Elle avait eu trop chaud puis la chaleur était tombée et elle serrait son châle sur ses épaules. Elle avait bu du lait au pis des vaches qu’elle avait pu approcher et terminé le sac de pommes. Maintenant il lui fallait trouver à nouveau un lieu pour dormir.

Le canal longeait des terrains vagues et de vieilles bâtisses abandonnées. Elle n’envisagea pas une seconde d’y entrer. L’endroit était trop triste. Il fallait continuer. Le soir venait et elle sentit à nouveau poindre l’angoisse. Elle traversa un village dont les réverbères éclairaient de loin en loin la voie. Elle regarda son ombre s’allonger et raccourcir tour à tour devant elle. Elle imagina un instant que c’était une amie qui l’accompagnait, disparaissant et revenant sans cesse. Puis il n’y eut plus de réverbères... Il fallut marcher seule dans le noir.
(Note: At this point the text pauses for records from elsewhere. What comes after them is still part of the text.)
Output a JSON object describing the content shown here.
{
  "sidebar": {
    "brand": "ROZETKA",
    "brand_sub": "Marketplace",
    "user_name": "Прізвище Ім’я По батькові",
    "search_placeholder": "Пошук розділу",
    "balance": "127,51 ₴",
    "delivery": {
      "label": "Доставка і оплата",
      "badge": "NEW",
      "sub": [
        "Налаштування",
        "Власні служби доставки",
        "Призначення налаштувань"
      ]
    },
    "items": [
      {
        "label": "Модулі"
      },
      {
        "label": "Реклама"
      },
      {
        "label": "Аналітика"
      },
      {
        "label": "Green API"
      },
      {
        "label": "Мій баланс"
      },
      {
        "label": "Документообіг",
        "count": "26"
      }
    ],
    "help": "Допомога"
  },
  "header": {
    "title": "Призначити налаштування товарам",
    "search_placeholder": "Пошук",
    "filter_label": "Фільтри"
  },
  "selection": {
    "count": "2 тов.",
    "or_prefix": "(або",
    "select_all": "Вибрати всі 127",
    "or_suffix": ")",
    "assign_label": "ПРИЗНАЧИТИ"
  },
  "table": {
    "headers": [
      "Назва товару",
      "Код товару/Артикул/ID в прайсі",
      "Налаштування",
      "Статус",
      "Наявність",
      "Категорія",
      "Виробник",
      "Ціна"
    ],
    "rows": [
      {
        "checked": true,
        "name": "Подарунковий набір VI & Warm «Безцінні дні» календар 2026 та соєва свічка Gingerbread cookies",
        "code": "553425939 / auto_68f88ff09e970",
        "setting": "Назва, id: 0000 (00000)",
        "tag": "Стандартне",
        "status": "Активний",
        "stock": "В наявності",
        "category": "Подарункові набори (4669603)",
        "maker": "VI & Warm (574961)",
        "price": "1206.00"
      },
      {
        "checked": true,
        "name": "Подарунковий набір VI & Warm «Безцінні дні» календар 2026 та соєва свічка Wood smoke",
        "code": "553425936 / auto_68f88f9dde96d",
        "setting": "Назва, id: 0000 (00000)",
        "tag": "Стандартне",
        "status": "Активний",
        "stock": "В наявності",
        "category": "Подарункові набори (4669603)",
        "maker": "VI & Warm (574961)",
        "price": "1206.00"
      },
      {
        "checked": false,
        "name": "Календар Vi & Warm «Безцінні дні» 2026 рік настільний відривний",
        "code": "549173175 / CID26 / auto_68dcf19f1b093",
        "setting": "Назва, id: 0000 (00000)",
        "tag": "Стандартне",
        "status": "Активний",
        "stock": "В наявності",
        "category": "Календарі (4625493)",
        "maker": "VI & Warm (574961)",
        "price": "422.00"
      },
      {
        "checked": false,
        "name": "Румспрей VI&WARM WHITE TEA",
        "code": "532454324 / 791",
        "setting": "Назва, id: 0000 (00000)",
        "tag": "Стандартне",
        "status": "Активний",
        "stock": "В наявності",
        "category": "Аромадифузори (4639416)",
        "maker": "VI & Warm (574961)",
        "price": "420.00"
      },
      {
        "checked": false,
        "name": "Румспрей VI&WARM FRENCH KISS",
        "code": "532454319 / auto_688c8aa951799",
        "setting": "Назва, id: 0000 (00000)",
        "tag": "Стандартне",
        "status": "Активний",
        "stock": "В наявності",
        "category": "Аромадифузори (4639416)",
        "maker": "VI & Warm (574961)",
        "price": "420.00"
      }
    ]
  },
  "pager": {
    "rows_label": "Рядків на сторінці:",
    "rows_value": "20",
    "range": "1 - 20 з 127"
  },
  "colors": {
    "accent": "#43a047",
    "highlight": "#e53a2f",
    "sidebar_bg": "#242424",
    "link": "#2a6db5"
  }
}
Peu à peu le découragement l’envahit : c’était fini. Jamais elle ne retrouverait la maison du comte ! Elle poursuivait pourtant sa marche, sans autre projet que celui d’avancer sans fin et sans espoir. Elle marchait. Il fallait avancer, avancer toujours, parce que la vie c’était comme ça, aller toujours de l’avant sans but, vers un avenir qui ne dépassait pas le prochain virage et qui se répèterait ainsi jusqu’à la fin. Quelle fin ? Celle de son grand-père dans le lit-clos ? Celle de sa grand-mère accablée d’enfants et de peines, toujours endeuillée et épuisée par d’interminables et vaines corvées ?

Comme il faisait noir et comme elle était seule !

Elle s’assit sur le talus herbu de la berge. Elle avait de plus en plus froid. C’était comme une rivière de larmes qui coulait maintenant en contrebas ... et soudain, elle eut envie de s’y jeter.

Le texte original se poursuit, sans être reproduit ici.